I consider my role in the community as an educator and advocate for a meat-based diet. So I don’t share much about my personal journey.
🎙But ever since I started sharing more of my story with the release of @CarnivoreCure and the Cutting Against the Grain podcast, I realize sharing my own struggles explains why I’m an advocate for this way of eating.
🥩I’m here because a meat-based diet saved my life. Pure and simple.
🐍I’m really not that different from you. I struggled for decades with finding the right diet. I listened to strong advocates (read: salesmen) for a specific diet, new diet pill, exercise, etc.
🔻I struggled with weight gain for many years of my life. Because back then I didn’t realize that I was eating my feelings.
🔻I struggled with crippling depression and a sense of “why me?” I had many days of not wanting to get up.

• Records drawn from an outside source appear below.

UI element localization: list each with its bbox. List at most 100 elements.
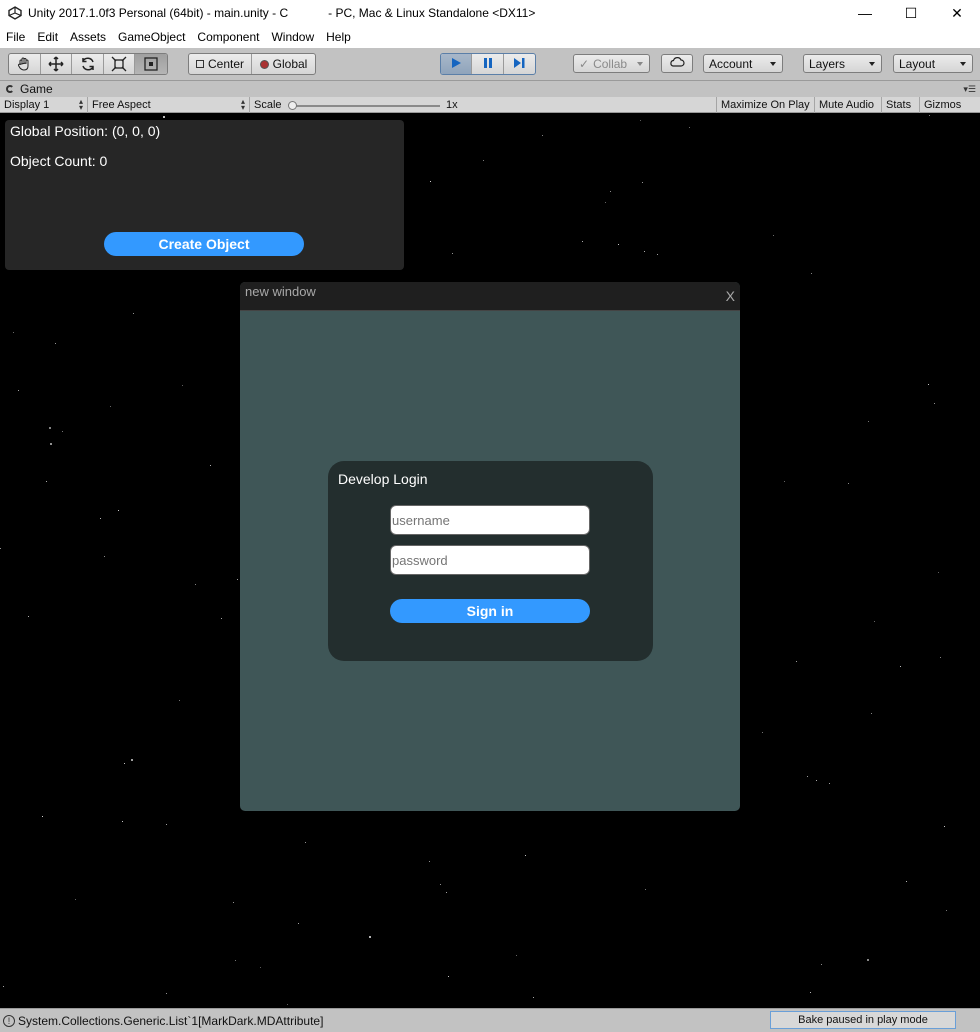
- cloud-button[interactable]: [661, 54, 693, 73]
- aspect-label: Free Aspect: [92, 99, 151, 111]
- scale-value: 1x: [446, 99, 458, 111]
- global-space-button[interactable]: Global: [252, 54, 315, 74]
- hand-tool-icon[interactable]: [9, 54, 41, 74]
- star: [3, 986, 4, 987]
- maximize-button[interactable]: ☐: [888, 0, 934, 26]
- updown-icon: ▴ ▾: [78, 97, 83, 112]
- star: [440, 884, 441, 885]
- star: [28, 616, 29, 617]
- scale-tool-icon[interactable]: [104, 54, 136, 74]
- chevron-down-icon: [960, 62, 966, 66]
- star: [940, 657, 941, 658]
- collab-dropdown[interactable]: ✓ Collab: [573, 54, 650, 73]
- object-count-text: Object Count: 0: [10, 153, 108, 169]
- move-tool-icon[interactable]: [41, 54, 73, 74]
- tab-game[interactable]: Game: [6, 82, 53, 96]
- star: [784, 481, 785, 482]
- star: [689, 127, 690, 128]
- star: [938, 572, 939, 573]
- star: [369, 936, 371, 938]
- stats-label: Stats: [886, 99, 912, 111]
- play-button[interactable]: [441, 54, 473, 74]
- game-viewport[interactable]: Global Position: (0, 0, 0) Object Count:…: [0, 114, 980, 1008]
- layout-dropdown[interactable]: Layout: [893, 54, 973, 73]
- star: [49, 427, 51, 429]
- maximize-on-play-label: Maximize On Play: [721, 99, 810, 111]
- layout-label: Layout: [899, 56, 936, 71]
- console-message[interactable]: System.Collections.Generic.List`1[MarkDa…: [18, 1014, 323, 1028]
- star: [605, 202, 606, 203]
- star: [928, 384, 929, 385]
- pause-icon: [481, 56, 495, 73]
- account-label: Account: [709, 56, 753, 71]
- star: [122, 821, 123, 822]
- new-window-close-button[interactable]: X: [726, 288, 735, 304]
- star: [644, 251, 645, 252]
- star: [448, 976, 449, 977]
- rotate-tool-icon[interactable]: [72, 54, 104, 74]
- star: [906, 881, 907, 882]
- star: [429, 861, 430, 862]
- rect-tool-icon[interactable]: [135, 54, 167, 74]
- maximize-on-play-toggle[interactable]: Maximize On Play: [716, 97, 815, 113]
- star: [182, 385, 183, 386]
- star: [131, 759, 133, 761]
- menu-component[interactable]: Component: [191, 30, 265, 44]
- create-object-button[interactable]: Create Object: [104, 232, 304, 256]
- display-dropdown[interactable]: Display 1 ▴ ▾: [0, 97, 88, 113]
- game-view-bar: Display 1 ▴ ▾ Free Aspect ▴ ▾ Scale 1x Max…: [0, 97, 980, 113]
- tab-menu-icon[interactable]: ▾☰: [963, 84, 976, 95]
- star: [542, 135, 543, 136]
- new-window-titlebar[interactable]: new window X: [240, 282, 740, 311]
- star: [46, 481, 47, 482]
- star: [645, 889, 646, 890]
- star: [166, 993, 167, 994]
- new-window-title: new window: [245, 284, 316, 299]
- sign-in-button[interactable]: Sign in: [390, 599, 590, 623]
- global-position-text: Global Position: (0, 0, 0): [10, 123, 161, 139]
- username-input[interactable]: [390, 505, 590, 535]
- globe-icon: [259, 59, 269, 69]
- display-label: Display 1: [4, 99, 50, 111]
- star: [133, 313, 134, 314]
- menu-help[interactable]: Help: [320, 30, 357, 44]
- star: [810, 992, 811, 993]
- info-panel: Global Position: (0, 0, 0) Object Count:…: [5, 120, 404, 270]
- menu-gameobject[interactable]: GameObject: [112, 30, 191, 44]
- star: [829, 783, 830, 784]
- scale-slider-handle[interactable]: [288, 101, 297, 110]
- star: [210, 465, 211, 466]
- star: [618, 244, 619, 245]
- chevron-down-icon: [869, 62, 875, 66]
- layers-dropdown[interactable]: Layers: [803, 54, 882, 73]
- password-input[interactable]: [390, 545, 590, 575]
- pause-button[interactable]: [472, 54, 504, 74]
- info-icon: !: [3, 1015, 15, 1027]
- star: [871, 713, 872, 714]
- chevron-down-icon: [637, 62, 643, 66]
- mute-audio-label: Mute Audio: [819, 99, 875, 111]
- global-space-label: Global: [272, 57, 308, 71]
- pivot-toggles: Center Global: [188, 53, 316, 75]
- stats-toggle[interactable]: Stats: [882, 97, 920, 113]
- star: [446, 892, 447, 893]
- playback-controls: [440, 53, 536, 75]
- menu-bar: File Edit Assets GameObject Component Wi…: [0, 26, 980, 48]
- account-dropdown[interactable]: Account: [703, 54, 783, 73]
- star: [430, 181, 431, 182]
- menu-file[interactable]: File: [0, 30, 31, 44]
- menu-edit[interactable]: Edit: [31, 30, 64, 44]
- aspect-dropdown[interactable]: Free Aspect ▴ ▾: [88, 97, 250, 113]
- mute-audio-toggle[interactable]: Mute Audio: [815, 97, 882, 113]
- gizmos-dropdown[interactable]: Gizmos: [920, 97, 978, 113]
- pivot-center-button[interactable]: Center: [189, 54, 253, 74]
- step-button[interactable]: [504, 54, 535, 74]
- menu-assets[interactable]: Assets: [64, 30, 112, 44]
- scale-slider-track[interactable]: [290, 105, 440, 107]
- menu-window[interactable]: Window: [265, 30, 320, 44]
- close-window-button[interactable]: ✕: [934, 0, 980, 26]
- star: [298, 923, 299, 924]
- star: [868, 421, 869, 422]
- star: [525, 855, 526, 856]
- minimize-button[interactable]: —: [842, 0, 888, 26]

🔻I struggled with always putting others first and then self-soothing with food.
🌱There are many diets that will help support weight loss. Plant-based is one of them.

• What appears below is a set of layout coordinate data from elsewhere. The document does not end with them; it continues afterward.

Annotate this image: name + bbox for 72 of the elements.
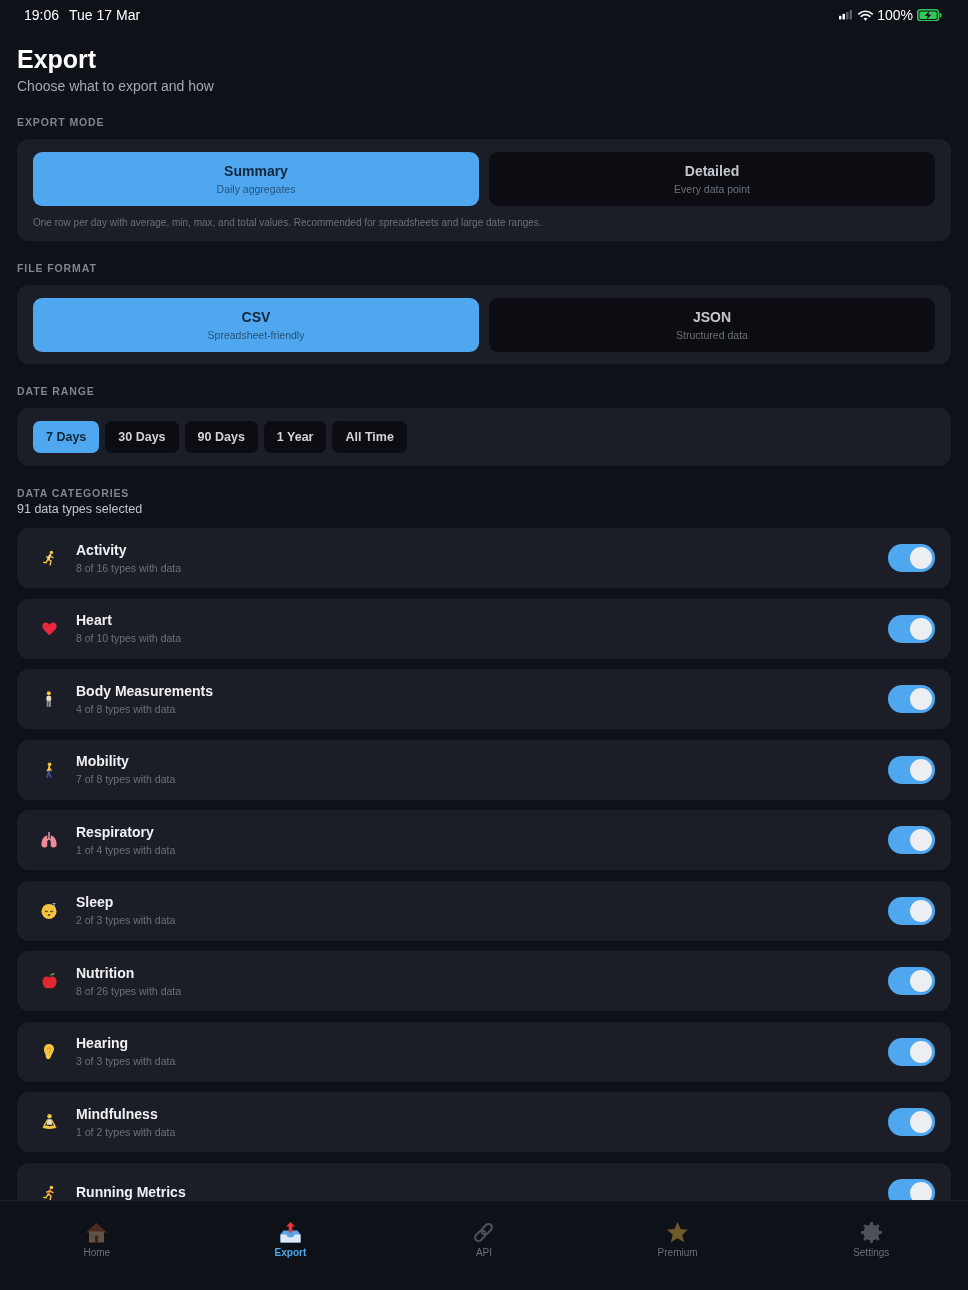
toggle-switch[interactable] <box>888 826 935 854</box>
tab-item[interactable]: Premium <box>653 1222 702 1259</box>
ear-icon <box>44 1043 54 1060</box>
battery-charging-icon <box>917 8 942 22</box>
wifi-icon <box>858 9 874 21</box>
meditating-person-icon <box>41 1114 57 1130</box>
date-range-chip[interactable]: 1 Year <box>263 421 327 453</box>
export-mode-option[interactable]: Summary Daily aggregates <box>33 152 479 206</box>
link-icon <box>473 1222 495 1243</box>
toggle-switch[interactable] <box>888 685 935 713</box>
star-icon <box>667 1222 689 1243</box>
category-subtitle: 4 of 8 types with data <box>76 702 176 716</box>
sleepy-face-icon <box>41 902 57 919</box>
toggle-switch[interactable] <box>888 967 935 995</box>
lungs-icon <box>41 832 57 848</box>
section-label: EXPORT MODE <box>17 115 105 129</box>
section-label: DATA CATEGORIES <box>17 486 130 500</box>
section-label: FILE FORMAT <box>17 261 97 275</box>
toggle-switch[interactable] <box>888 1037 935 1066</box>
category-title: Activity <box>76 541 127 559</box>
category-title: Heart <box>76 612 112 629</box>
category-subtitle: 8 of 16 types with data <box>76 561 182 575</box>
walking-person-icon <box>45 761 53 778</box>
status-time: 19:06 <box>24 7 60 23</box>
category-title: Respiratory <box>76 823 154 841</box>
tab-item[interactable]: Export <box>270 1222 311 1259</box>
date-range-chip[interactable]: All Time <box>332 421 407 453</box>
toggle-switch[interactable] <box>888 896 935 925</box>
category-title: Sleep <box>76 894 114 911</box>
selected-count: 91 data types selected <box>17 501 143 517</box>
signal-icon <box>839 10 853 20</box>
category-title: Mobility <box>76 753 129 770</box>
page-subtitle: Choose what to export and how <box>17 77 214 95</box>
house-icon <box>86 1222 108 1243</box>
category-subtitle: 1 of 4 types with data <box>76 843 176 857</box>
toggle-switch[interactable] <box>888 1108 935 1136</box>
tab-item[interactable]: API <box>469 1222 499 1259</box>
category-title: Mindfulness <box>76 1105 158 1123</box>
category-subtitle: 2 of 3 types with data <box>76 914 176 927</box>
file-format-option[interactable]: JSON Structured data <box>489 298 935 352</box>
date-range-chip[interactable]: 90 Days <box>184 421 258 453</box>
export-mode-option[interactable]: Detailed Every data point <box>489 152 935 206</box>
category-subtitle: 1 of 2 types with data <box>76 1125 176 1139</box>
standing-person-icon <box>46 691 52 707</box>
category-subtitle: 8 of 26 types with data <box>76 984 182 998</box>
category-subtitle: 8 of 10 types with data <box>76 632 182 645</box>
toggle-switch[interactable] <box>888 755 935 784</box>
date-range-chip[interactable]: 7 Days <box>33 421 100 453</box>
category-title: Hearing <box>76 1035 129 1052</box>
toggle-switch[interactable] <box>888 614 935 643</box>
tab-item[interactable]: Settings <box>849 1222 894 1259</box>
apple-icon <box>41 973 57 989</box>
section-label: DATE RANGE <box>17 384 95 398</box>
runner-icon <box>43 1184 55 1200</box>
category-title: Running Metrics <box>76 1184 186 1200</box>
date-range-chip[interactable]: 30 Days <box>105 421 179 453</box>
category-title: Nutrition <box>76 964 135 982</box>
category-title: Body Measurements <box>76 682 213 700</box>
battery-percentage: 100% <box>877 7 913 23</box>
status-date: Tue 17 Mar <box>69 7 141 23</box>
settings-icon <box>860 1222 882 1243</box>
inbox-tray-icon <box>279 1222 301 1243</box>
category-subtitle: 7 of 8 types with data <box>76 773 176 786</box>
runner-icon <box>43 550 55 566</box>
toggle-switch[interactable] <box>888 544 935 572</box>
toggle-switch[interactable] <box>888 1178 935 1200</box>
category-subtitle: 3 of 3 types with data <box>76 1055 176 1068</box>
page-title: Export <box>17 44 97 74</box>
file-format-option[interactable]: CSV Spreadsheet-friendly <box>33 298 479 352</box>
mode-description: One row per day with average, min, max, and total values. Recommended for spreadsheets and large date ranges. <box>33 216 543 229</box>
tab-item[interactable]: Home <box>79 1222 115 1259</box>
heart-icon <box>41 621 57 636</box>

High protein and very limited fat or carbs is another.
But I’ve done the plant-based diet.
🥀Sure, I became really thin but I nearly lost my mental health eating that way. Obsession with food and appearance and keeping up with the Joneses became my life.
🪨I hit rock bottom nursing my oldest, not eating or sleeping enough, still using disordered eating behaviors, and then using antibiotics for mastitis. (To be continued in the next post).

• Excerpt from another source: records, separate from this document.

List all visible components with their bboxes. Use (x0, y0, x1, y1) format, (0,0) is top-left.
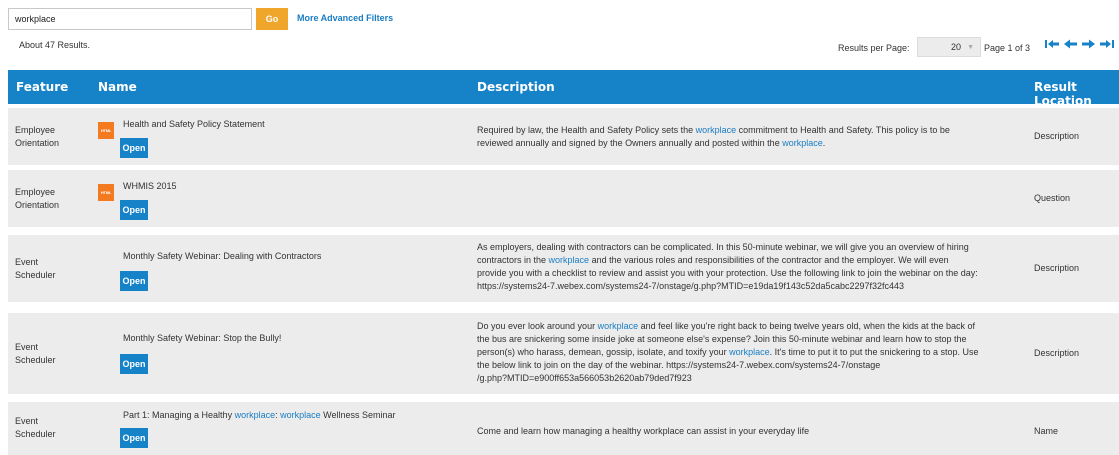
result-location: Description (1034, 263, 1080, 273)
search-term-highlight: workplace (695, 125, 737, 135)
column-header-description[interactable]: Description (477, 80, 555, 94)
result-location: Name (1034, 426, 1059, 436)
column-header-result-location[interactable]: Result Location (1034, 80, 1119, 108)
results-per-page-value: 20 (951, 42, 962, 52)
search-term-highlight: workplace (729, 347, 770, 357)
result-name: Health and Safety Policy Statement (123, 119, 265, 129)
pager (1045, 38, 1114, 50)
feature-cell: Event Scheduler (15, 257, 56, 280)
open-button[interactable]: Open (120, 138, 148, 158)
feature-cell: Event Scheduler (15, 416, 56, 439)
results-per-page-select[interactable]: 20 ▼ (917, 37, 981, 57)
feature-cell: Employee Orientation (15, 125, 60, 148)
column-header-feature[interactable]: Feature (16, 80, 68, 94)
table-row: Employee Orientation HTML Health and Safe… (8, 108, 1119, 165)
more-advanced-filters-link[interactable]: More Advanced Filters (297, 13, 393, 23)
result-location: Description (1034, 348, 1080, 358)
table-row: Event Scheduler Part 1: Managing a Health… (8, 402, 1119, 455)
open-button[interactable]: Open (120, 200, 148, 220)
feature-cell: Event Scheduler (15, 342, 56, 365)
results-per-page-label: Results per Page: (838, 43, 910, 53)
search-term-highlight: workplace (597, 321, 639, 331)
first-page-icon[interactable] (1045, 38, 1060, 50)
chevron-down-icon: ▼ (967, 43, 974, 51)
search-input[interactable] (8, 8, 252, 30)
column-header-name[interactable]: Name (98, 80, 137, 94)
table-row: Event Scheduler Monthly Safety Webinar: D… (8, 235, 1119, 302)
result-name: Monthly Safety Webinar: Dealing with Con… (123, 251, 322, 261)
html-file-icon: HTML (98, 122, 114, 139)
result-description: Come and learn how managing a healthy wo… (477, 426, 810, 436)
search-term-highlight: workplace (548, 255, 590, 265)
result-name: Part 1: Managing a Healthy workplace: wo… (123, 410, 396, 420)
next-page-icon[interactable] (1081, 38, 1096, 50)
page-info: Page 1 of 3 (984, 43, 1031, 53)
result-location: Description (1034, 131, 1080, 141)
search-term-highlight: workplace (234, 410, 276, 420)
result-location: Question (1034, 193, 1071, 203)
go-button[interactable]: Go (256, 8, 288, 30)
open-button[interactable]: Open (120, 271, 148, 291)
open-button[interactable]: Open (120, 354, 148, 374)
search-term-highlight: workplace (280, 410, 321, 420)
html-file-icon: HTML (98, 184, 114, 201)
result-name: Monthly Safety Webinar: Stop the Bully! (123, 333, 282, 343)
last-page-icon[interactable] (1099, 38, 1114, 50)
feature-cell: Employee Orientation (15, 187, 60, 210)
result-description: As employers, dealing with contractors c… (477, 242, 978, 291)
result-description: Do you ever look around your workplace a… (477, 321, 979, 383)
table-header: Feature Name Description Result Location (8, 70, 1119, 108)
table-row: Event Scheduler Monthly Safety Webinar: S… (8, 313, 1119, 394)
open-button[interactable]: Open (120, 428, 148, 448)
previous-page-icon[interactable] (1063, 38, 1078, 50)
search-term-highlight: workplace (782, 138, 823, 148)
results-count: About 47 Results. (19, 40, 91, 50)
result-name: WHMIS 2015 (123, 181, 177, 191)
table-row: Employee Orientation HTML WHMIS 2015 Open… (8, 170, 1119, 227)
result-description: Required by law, the Health and Safety P… (477, 125, 950, 148)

We all want to have the perfect body.
❓But at what cost?
My life before I was meat-based was mostly lived in my head.
❗️But hitting rock bottom in a mental hospital on mandatory hold and being forced to stop nursing bc of hard meds, is not a way to live.
👩🏻🏫I will always advocate for a meat-based diet. Not because it’s a fad. Not for weight loss. But for root-cause healing.
📖Sure, I’ve done the science and evidence-based homework (@carnivorecure).
⛑But ultimately, my kids have a mom that’s present, my husband has a wife that’s not emotionally volatile and I get to experience life the way God intended.